# Saulot's Beastmen - The Warherd of Saaloth Bonetongue



## Saulot (May 25, 2011)

Hey guys!

It's been a while since I last posted on HO, and I'm back with a new army! This is the project log of my WFB Beastmen army:

*The Warherd of Saaloth Bonetongue*

I started this army as the first End of Times book was released, so this was conceived as an 8th ed army. I have decided, after trying really (REALLY) hard to like Age of Sigmar, to keep at it and build it under 8th ed. My local playgroup has enough 8th ed players that I can game with so I'm happy.  

I took inspiration from the Beastmen army book cover and chose my color scheme based on the illustration. It further (d)evolved into a paler skin tone and deep blue fur, which I though would make for a nice subtle Slaaneshi theme. 

I've managed to finish my initial target of 1,000pts. last year, but I have yet to paint the remaining minis to bring me to 2,000pts. and beyond.

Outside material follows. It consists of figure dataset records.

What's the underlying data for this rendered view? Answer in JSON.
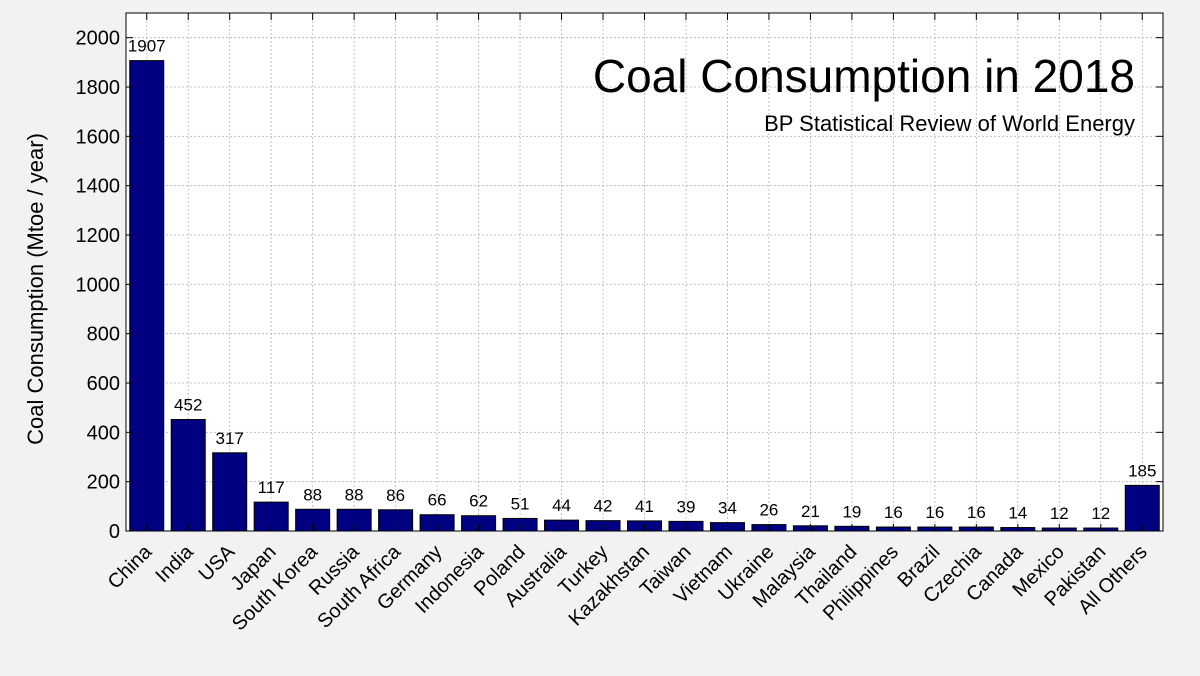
{
  "chart_data": {
    "type": "bar",
    "title": "Coal Consumption in 2018",
    "subtitle": "BP Statistical Review of World Energy",
    "xlabel": "",
    "ylabel": "Coal Consumption (Mtoe / year)",
    "ylim": [
      0,
      2100
    ],
    "yticks": [
      0,
      200,
      400,
      600,
      800,
      1000,
      1200,
      1400,
      1600,
      1800,
      2000
    ],
    "grid": true,
    "bar_color": "#000080",
    "categories": [
      "China",
      "India",
      "USA",
      "Japan",
      "South Korea",
      "Russia",
      "South Africa",
      "Germany",
      "Indonesia",
      "Poland",
      "Australia",
      "Turkey",
      "Kazakhstan",
      "Taiwan",
      "Vietnam",
      "Ukraine",
      "Malaysia",
      "Thailand",
      "Philippines",
      "Brazil",
      "Czechia",
      "Canada",
      "Mexico",
      "Pakistan",
      "All Others"
    ],
    "values": [
      1907,
      452,
      317,
      117,
      88,
      88,
      86,
      66,
      62,
      51,
      44,
      42,
      41,
      39,
      34,
      26,
      21,
      19,
      16,
      16,
      16,
      14,
      12,
      12,
      185
    ]
  }
}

I have also yet to paint the crude symbols on the banners, which I plan to do at the same time once I acquire and paint the BSB. 


Pictures:


SAALOTH BONETONGUE





















LAKAV SHADOWPELT






















THE WARHERD GATHERS











Cheers!


----------



## Saulot (May 25, 2011)

Unit pics:

_The scouts arrive..._


UNGOR RAIDERS


----------



## Nostalgic (Feb 15, 2016)

Great looking army, your painting skills are fantastic!


----------



## Battman (Nov 2, 2012)

Hmm yes its quite a nice scheme well done. Though it appear you have not boarded the AOS train yet?

Or your playing 8th still or one of the many clones.


----------